Luke speaks of hurried, anxious parents, whose lives have been interrupted by an unplanned pregnancy, who need to make a long journey at the worst time. The journey from Nazareth to Bethlehem to be counted in the census was a little less than seventy miles, but it would have been a treacherous journey by donkey or on foot, especially for Mary in the advanced stages of her pregnancy. Have you ever looked for a motel at night on a trip? Maybe you made a reservation but by the time you arrived, your room had been sold to someone else. The journey was even more complicated when you add the detail that Mary and Joseph would find no lodging when they arrived at their destination. After a lengthy period of searching and probably at the point of near desperation, a nameless innkeeper allowed the young couple to spend the night in his stable with all the animals, since there were no available rooms. We have no other information about the innkeeper and yet, he has been portrayed many times in Christmas pageants. Sometimes he is a heartless man, so concerned with the needs of his other guests that he turns the poor couple away. Most often, he is depicted as a sympathetic businessman who wishes he had available space to make the extra money during the census but is so moved with compassion for the young couple that he allows them to find shelter in his stable. No cost is ever mentioned. Really NO one knows who he was or what he was like. We only know that he allowed himself and his routine during the busy season to be interrupted. His inn was full. The “no vacancy” sign might have been on display. That is all that needed to be communicated to Mary and Joseph. Yet the innkeeper did more. He found a spot, or I should say, made a spot in order to serve the young couple. We do not even know if he was aware that a baby was born in his stable that busy night. Was he alerted to the arrival of a band of excited shepherds who happened to appear? What about the unusually bright star gleaming in the night sky?

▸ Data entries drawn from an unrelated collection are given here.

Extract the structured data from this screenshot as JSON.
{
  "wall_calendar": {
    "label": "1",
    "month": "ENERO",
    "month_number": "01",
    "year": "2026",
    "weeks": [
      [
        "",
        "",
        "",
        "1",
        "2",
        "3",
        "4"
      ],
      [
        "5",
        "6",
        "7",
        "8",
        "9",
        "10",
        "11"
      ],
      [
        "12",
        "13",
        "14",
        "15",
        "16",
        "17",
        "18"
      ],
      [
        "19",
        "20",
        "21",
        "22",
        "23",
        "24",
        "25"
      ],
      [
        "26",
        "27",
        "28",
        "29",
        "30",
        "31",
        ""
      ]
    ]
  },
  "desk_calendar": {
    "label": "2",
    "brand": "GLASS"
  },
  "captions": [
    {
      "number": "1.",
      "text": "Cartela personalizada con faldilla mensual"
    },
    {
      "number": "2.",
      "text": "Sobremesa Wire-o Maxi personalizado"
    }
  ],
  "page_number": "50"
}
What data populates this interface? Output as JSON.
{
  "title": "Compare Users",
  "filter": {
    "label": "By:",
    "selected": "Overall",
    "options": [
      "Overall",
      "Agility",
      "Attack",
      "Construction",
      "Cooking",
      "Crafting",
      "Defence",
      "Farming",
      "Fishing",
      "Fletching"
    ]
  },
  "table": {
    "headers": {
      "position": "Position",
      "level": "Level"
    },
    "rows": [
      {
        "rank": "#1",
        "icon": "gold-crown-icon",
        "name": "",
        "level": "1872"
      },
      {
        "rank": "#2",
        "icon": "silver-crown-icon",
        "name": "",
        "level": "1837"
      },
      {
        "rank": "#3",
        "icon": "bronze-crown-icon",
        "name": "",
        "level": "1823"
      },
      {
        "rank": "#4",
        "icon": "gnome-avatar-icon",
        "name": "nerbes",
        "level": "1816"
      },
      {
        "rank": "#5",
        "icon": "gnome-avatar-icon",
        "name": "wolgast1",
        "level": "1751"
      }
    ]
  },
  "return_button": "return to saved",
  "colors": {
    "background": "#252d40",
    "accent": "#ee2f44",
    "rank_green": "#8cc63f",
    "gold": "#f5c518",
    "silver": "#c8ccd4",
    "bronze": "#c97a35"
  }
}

The innkeeper’s part of the story ends abruptly in v.7 after describing that there was no place for the “beyond capacity” guests. The innkeeper had a small but important part in the Savior’s birth, which in so many ways foreshadowed the ministry of Jesus. The innkeeper allowed himself to be interrupted, moved to compassion, to sow love and grace, even when he had no obligation to do so. Jesus was on a mission. God had a plan for him. Jesus was intentional in what he taught and did in his ministry, and constantly allowed himself to be interrupted. He had compassion for all he encountered, whether grieving fathers, hurting women, hungry crowds, or even his own doubt-filled disciples. On many occasions Jesus could have just thrown up his arms in frustration at all he was attempting to do for humanity, but he still stopped and helped people in need.